Depuis son lancement public l’année dernière, ChatGPT, le roi – pour le moment – incontesté des chatbots générés par l’IA, impressionne autant qu’il effraie par son savoir illimité recraché en quelques clics, son empathie quelque peu déroutante et sa capacité indéniable à bouleverser les marchés du travail, -en témoigne la grève actuelle des professionnels du cinéma aux Etats-Unis-. Non contentes de transformer en profondeur notre conception du vivant, les IA génératives – Somnium Space et Deepbrain les premières – s’attaquent à présent à notre manière de voir la mort.
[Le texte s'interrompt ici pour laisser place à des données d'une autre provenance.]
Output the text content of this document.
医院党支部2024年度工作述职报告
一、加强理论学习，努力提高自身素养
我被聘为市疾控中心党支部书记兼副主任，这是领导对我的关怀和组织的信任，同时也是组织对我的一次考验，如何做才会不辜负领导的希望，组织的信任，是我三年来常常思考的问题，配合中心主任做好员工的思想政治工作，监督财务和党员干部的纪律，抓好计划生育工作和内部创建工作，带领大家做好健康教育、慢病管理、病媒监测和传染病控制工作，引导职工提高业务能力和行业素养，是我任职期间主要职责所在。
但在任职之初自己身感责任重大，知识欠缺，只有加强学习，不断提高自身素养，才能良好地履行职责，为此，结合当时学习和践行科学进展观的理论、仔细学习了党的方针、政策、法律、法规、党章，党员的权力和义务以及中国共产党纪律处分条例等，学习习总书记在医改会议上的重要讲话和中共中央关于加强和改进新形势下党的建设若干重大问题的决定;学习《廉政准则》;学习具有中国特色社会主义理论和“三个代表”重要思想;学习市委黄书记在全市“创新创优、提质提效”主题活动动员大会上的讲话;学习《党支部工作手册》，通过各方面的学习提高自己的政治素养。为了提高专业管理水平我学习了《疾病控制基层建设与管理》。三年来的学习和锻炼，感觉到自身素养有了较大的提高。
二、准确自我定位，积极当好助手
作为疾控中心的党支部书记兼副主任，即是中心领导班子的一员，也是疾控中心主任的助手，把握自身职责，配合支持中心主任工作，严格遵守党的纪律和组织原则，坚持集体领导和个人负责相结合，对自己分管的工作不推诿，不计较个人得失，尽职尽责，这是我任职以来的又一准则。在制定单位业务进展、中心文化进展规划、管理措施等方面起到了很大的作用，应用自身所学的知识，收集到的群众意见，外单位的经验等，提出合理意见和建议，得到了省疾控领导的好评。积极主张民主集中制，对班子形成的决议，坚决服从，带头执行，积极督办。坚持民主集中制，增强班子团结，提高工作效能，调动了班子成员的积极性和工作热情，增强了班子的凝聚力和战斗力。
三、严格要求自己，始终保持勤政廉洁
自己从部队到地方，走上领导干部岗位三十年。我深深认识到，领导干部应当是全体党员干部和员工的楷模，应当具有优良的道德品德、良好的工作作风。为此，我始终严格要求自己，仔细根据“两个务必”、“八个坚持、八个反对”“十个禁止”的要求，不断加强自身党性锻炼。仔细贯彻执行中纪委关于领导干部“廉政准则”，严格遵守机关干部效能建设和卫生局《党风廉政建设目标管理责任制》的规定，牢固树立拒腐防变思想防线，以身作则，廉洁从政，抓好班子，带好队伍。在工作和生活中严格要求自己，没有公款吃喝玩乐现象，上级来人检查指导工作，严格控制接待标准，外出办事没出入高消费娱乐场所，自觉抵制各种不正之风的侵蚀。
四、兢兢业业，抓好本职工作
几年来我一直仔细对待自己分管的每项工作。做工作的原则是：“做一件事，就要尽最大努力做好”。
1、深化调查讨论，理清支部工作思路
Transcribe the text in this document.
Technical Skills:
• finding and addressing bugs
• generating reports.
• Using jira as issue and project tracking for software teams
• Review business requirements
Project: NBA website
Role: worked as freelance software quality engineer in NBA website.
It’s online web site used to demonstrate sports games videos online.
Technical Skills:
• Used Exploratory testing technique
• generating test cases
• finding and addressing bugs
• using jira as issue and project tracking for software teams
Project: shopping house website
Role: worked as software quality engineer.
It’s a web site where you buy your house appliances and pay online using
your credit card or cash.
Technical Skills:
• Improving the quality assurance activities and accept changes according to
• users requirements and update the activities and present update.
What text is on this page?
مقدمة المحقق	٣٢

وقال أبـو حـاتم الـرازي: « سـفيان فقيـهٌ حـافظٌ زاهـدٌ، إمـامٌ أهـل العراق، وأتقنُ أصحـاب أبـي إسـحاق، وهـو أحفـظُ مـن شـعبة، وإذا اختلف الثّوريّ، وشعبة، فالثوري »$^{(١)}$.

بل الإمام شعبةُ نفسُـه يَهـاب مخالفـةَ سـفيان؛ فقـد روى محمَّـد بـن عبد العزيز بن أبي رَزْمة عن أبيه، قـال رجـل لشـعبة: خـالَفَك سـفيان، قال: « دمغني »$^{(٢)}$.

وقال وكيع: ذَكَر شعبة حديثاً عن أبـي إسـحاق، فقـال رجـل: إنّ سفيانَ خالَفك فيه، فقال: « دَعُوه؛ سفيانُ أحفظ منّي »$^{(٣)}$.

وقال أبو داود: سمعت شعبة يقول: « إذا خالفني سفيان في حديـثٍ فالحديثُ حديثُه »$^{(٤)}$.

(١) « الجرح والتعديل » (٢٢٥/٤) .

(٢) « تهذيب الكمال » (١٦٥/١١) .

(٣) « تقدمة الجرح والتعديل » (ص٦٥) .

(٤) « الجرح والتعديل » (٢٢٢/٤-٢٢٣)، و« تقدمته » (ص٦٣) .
Tout a commencé en 2021 quand Jason Rohrer, un programmeur indépendant, s’est rendu compte que l’on pouvait créer des chatbots singeant des personnes fictives ou réelles en nourrissant ChatGPT par des exemples sur leur manière de communiquer et des détails de leur personnalité. Après s’être fait la main sur Spock de Star Trek, Jason Rohrer a rapidement lancé le site web Project December afin de permettre à ses clients de créer leur propres chatbots personnalisés. Les thanabots – un terme dérivé de la thanatologie, l’étude scientifique de la mort – que l’on définit comme des robots conversationnels générés à partir de données de personnes décédés, étaient nés.

 

 

Ce ne sont pas les moyens qui manquent

Pour Patrik Desai, un ingénieur informatique opérant dans la Silicon Valley, il n’y a aucun doute que dans un futur plus ou moins proche, parler aux morts fera partie du quotidien. Le 1er avril dernier, il publiait ainsi un tweet black mirroresque en appelant son audience à « enregistrer régulièrement » leurs êtres chers car « avec suffisamment de données et le développement actuel des synthétiseurs vocaux et des modèles vidéos, il y a 100% de chance pour qu’ils survivent » à leur enveloppe corporelle et « vivent à vos côtés pour toujours ». Après s’être prêté à l’exercice du Project December pour « retrouver » sa fiancée décédée huit ans auparavant, Joshua Barbeau, avait décrit l’expérience comme profondément émouvante au San Francisco Chronicle.

 

 

« C’est sans précédent », déclarait-il. « Il n’existe rien de comparable à l’heure actuelle, à l’exception des voyants et des médiums qui essaient de profiter des gens. Mais ce n’est pas du tout la même chose ». Pour autant, la situation restait compliquée à assumer auprès de ses proches : « dès que je commençais à évoquer ma petite amie décédée, on me traitait de personne morbide », se souvient Joshua. Même le mot « petite amie » suscitait des réactions étranges et blessantes ; les gens agissaient comme si la mort d’une petite amie n’était pas la même chose que la perte d’une épouse. Avec la bénédiction de sa famille, Joshua a commencé à appeler Jessica sa « fiancée ».

 

 

La tech comme unique religion

« Nous pourrions être en mesure d’apporter un soutien plus adapté aux personnes en deuil, de permettre d’autres formes de gestion de la succession et de contribuer à une compréhension culturelle significative de la mort », affirme Leah Henrickson, maître de conférences en médias et cultures numériques à l’université du Queensland. Pour elle, les thanabots sont voués à devenir de plus en plus courants dans les décennies à venir, car les personnes qui décèdent aujourd’hui laissent derrière elle une foule de données exploitables – enregistrements audio, courriels, messages sur les réseaux sociaux, etc. – et qui ne nécessitent aucun consentement préalable.

D’un point de vue commercial, moral et même juridique, ce constat pose tout de même question puisque Microsoft, qui a déjà investi plus de dix milliards de dollars dans OpenAI, Facebook, Google ou Apple ont déjà la main sur des quantités astronomiques de données de leurs utilisateurs respectifs. Il est en effet beaucoup plus compliqué de donner son avis quand on est six pieds sous terre. Pour connaître le réel impact qu’aura cette technologie, il faudra surveiller de près son exploitation à la longue.